Mônaco – Existe uma cláusula nos contratos dos pilotos de Fórmula 1 que é das mais cruéis e já vitimou pelo menos um brasileiro, Roberto Moreno, em 1991 ? ele foi demitido da Benetton para a entrada de Michael Schumacher. Fala, a cláusula, sobre condições físicas e psicológicas do contratado para guiar um carro da categoria. A avaliação é quase sempre subjetiva e pode servir a propósitos pouco nobres, como a disposição de se livrar de alguém antes do tempo. Essa é a nova preocupação de Ralf Schumacher.

Um bate-papo entre Patrick Head, um dos donos da Williams, e quatro jornalistas ingleses em “off”, com pedido explícito para que não fosse publicado, vazou. E ontem o dirigente praticamente confirmou o teor da conversa, travada em Barcelona. Ralf estaria abalado por um acidente que sofreu em Monza no ano passado, em testes. E, por isso, está andando mal.

O “andando mal”, no entanto, não é subjetivo. A telemetria da equipe mostra que Ralf vem freando de dez a 15 metros antes, nas curvas, do que ele mesmo costumava fazer.

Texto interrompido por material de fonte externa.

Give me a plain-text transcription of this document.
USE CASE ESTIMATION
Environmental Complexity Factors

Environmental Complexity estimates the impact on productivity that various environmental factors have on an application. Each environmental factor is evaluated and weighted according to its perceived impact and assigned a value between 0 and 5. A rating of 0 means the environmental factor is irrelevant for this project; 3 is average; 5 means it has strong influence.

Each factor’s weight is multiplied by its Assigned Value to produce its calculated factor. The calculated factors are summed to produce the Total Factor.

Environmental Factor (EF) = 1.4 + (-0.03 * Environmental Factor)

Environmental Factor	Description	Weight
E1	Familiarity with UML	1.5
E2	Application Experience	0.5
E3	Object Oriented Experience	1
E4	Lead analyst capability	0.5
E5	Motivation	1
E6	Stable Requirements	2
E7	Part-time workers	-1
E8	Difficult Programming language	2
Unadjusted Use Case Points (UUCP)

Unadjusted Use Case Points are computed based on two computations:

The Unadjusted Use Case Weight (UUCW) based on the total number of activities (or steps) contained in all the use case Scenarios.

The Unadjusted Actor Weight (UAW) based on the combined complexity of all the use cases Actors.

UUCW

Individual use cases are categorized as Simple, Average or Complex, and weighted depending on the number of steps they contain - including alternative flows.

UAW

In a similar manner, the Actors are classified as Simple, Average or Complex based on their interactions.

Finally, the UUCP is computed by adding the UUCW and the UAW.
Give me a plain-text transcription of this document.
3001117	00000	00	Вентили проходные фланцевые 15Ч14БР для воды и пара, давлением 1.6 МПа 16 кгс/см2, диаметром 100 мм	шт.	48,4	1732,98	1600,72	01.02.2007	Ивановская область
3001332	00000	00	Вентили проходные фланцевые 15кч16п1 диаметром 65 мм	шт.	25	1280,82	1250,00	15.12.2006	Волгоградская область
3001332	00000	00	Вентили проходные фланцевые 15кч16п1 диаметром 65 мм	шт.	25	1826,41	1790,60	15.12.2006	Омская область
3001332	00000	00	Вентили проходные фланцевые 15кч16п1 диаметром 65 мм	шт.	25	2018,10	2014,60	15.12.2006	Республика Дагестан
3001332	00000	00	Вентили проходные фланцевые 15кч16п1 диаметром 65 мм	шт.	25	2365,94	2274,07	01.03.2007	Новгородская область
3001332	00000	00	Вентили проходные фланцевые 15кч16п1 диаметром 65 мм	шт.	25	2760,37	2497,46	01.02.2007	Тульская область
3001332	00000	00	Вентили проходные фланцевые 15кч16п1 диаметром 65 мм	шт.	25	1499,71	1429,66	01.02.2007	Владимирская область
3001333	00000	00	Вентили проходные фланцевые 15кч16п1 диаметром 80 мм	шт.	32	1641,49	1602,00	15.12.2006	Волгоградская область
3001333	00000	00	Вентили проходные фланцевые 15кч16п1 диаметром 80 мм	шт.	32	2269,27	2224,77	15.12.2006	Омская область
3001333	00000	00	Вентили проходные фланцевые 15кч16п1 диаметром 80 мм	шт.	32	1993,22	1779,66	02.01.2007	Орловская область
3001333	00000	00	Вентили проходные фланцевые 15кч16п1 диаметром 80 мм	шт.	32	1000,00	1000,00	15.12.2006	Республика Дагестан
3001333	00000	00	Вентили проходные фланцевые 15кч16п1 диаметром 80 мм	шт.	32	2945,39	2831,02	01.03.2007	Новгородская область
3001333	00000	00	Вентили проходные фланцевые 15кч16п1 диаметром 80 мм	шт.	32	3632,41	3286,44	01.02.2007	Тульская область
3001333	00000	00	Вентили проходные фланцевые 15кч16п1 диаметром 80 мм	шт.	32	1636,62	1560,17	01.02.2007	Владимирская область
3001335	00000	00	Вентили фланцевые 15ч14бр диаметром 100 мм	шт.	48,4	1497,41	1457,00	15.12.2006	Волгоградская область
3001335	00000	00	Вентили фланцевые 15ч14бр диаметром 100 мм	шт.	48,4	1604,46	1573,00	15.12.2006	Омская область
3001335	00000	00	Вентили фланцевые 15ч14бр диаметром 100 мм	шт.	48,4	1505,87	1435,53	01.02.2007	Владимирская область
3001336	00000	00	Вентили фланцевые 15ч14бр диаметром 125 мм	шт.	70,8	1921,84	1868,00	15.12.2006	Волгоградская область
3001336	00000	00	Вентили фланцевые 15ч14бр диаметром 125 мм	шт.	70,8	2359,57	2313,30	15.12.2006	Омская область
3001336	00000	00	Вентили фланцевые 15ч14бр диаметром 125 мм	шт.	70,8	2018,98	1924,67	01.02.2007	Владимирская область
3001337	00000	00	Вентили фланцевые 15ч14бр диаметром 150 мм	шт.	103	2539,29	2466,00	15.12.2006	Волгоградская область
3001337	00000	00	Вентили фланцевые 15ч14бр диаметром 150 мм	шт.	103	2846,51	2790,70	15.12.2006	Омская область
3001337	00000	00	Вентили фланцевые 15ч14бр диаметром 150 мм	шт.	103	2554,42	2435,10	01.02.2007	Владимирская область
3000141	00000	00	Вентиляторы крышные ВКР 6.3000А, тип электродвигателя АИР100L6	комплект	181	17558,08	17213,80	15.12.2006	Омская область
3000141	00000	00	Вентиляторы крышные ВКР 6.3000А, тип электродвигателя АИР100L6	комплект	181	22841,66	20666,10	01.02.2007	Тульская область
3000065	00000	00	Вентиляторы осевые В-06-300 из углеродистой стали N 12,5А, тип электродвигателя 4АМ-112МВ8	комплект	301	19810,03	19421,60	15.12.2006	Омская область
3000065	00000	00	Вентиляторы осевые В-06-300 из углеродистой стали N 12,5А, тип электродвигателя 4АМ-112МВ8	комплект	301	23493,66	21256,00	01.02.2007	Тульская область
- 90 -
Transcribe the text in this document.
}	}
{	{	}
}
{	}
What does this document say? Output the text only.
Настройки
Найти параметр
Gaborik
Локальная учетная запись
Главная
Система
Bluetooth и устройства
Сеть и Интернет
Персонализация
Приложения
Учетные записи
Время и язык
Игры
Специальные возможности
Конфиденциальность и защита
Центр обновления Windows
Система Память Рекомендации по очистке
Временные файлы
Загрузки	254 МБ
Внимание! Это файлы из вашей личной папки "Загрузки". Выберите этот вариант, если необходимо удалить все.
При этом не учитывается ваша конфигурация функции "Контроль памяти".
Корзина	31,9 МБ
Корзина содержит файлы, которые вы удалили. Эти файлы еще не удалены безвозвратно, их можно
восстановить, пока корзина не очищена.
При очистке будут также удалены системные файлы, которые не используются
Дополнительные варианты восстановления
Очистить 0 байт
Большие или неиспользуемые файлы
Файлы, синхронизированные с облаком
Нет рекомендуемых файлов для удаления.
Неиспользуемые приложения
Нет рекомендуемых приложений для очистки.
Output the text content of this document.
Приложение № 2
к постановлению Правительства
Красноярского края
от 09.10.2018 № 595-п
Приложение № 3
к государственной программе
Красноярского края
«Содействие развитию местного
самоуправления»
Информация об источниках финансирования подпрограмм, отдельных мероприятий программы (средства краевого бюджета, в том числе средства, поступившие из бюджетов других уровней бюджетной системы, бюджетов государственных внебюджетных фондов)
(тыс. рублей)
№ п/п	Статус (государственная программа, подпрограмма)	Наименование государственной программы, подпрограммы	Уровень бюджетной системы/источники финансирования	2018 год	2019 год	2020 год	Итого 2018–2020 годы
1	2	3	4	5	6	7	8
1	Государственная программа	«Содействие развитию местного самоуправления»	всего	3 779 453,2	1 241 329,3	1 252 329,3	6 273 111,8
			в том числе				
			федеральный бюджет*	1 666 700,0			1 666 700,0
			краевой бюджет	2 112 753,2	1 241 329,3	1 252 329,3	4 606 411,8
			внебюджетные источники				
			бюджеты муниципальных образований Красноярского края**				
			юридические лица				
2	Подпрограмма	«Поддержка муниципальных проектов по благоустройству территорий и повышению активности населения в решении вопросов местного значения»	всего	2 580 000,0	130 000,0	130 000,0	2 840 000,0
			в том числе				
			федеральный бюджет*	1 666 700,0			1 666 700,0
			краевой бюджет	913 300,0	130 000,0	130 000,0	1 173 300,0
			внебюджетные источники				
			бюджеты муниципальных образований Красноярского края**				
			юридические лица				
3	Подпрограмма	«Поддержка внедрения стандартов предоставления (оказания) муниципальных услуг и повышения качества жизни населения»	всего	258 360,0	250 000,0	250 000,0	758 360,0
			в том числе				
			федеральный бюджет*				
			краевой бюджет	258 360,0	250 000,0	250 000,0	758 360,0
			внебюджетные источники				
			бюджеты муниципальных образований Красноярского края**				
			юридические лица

Como a Williams não vai ficar com o alemão no ano que vem, pode usar seus dados como argumento para demiti-lo por justa causa e colocar logo no cockpit alguém pensando em 2005.

“O assunto era o fato de Montoya estar se classificando sempre na frente dele”, tentou explicar Head. “Mas a verdade é que já tivemos pilotos antes que sofreram grandes acidentes e sabemos o que acontece. Piquet e Boutsen me contaram que levaram de seis a nove meses para se recuperar totalmente. Eu especulei que talvez o acidente de Monza pudesse ter alguma influência no que está se passando com Ralf.”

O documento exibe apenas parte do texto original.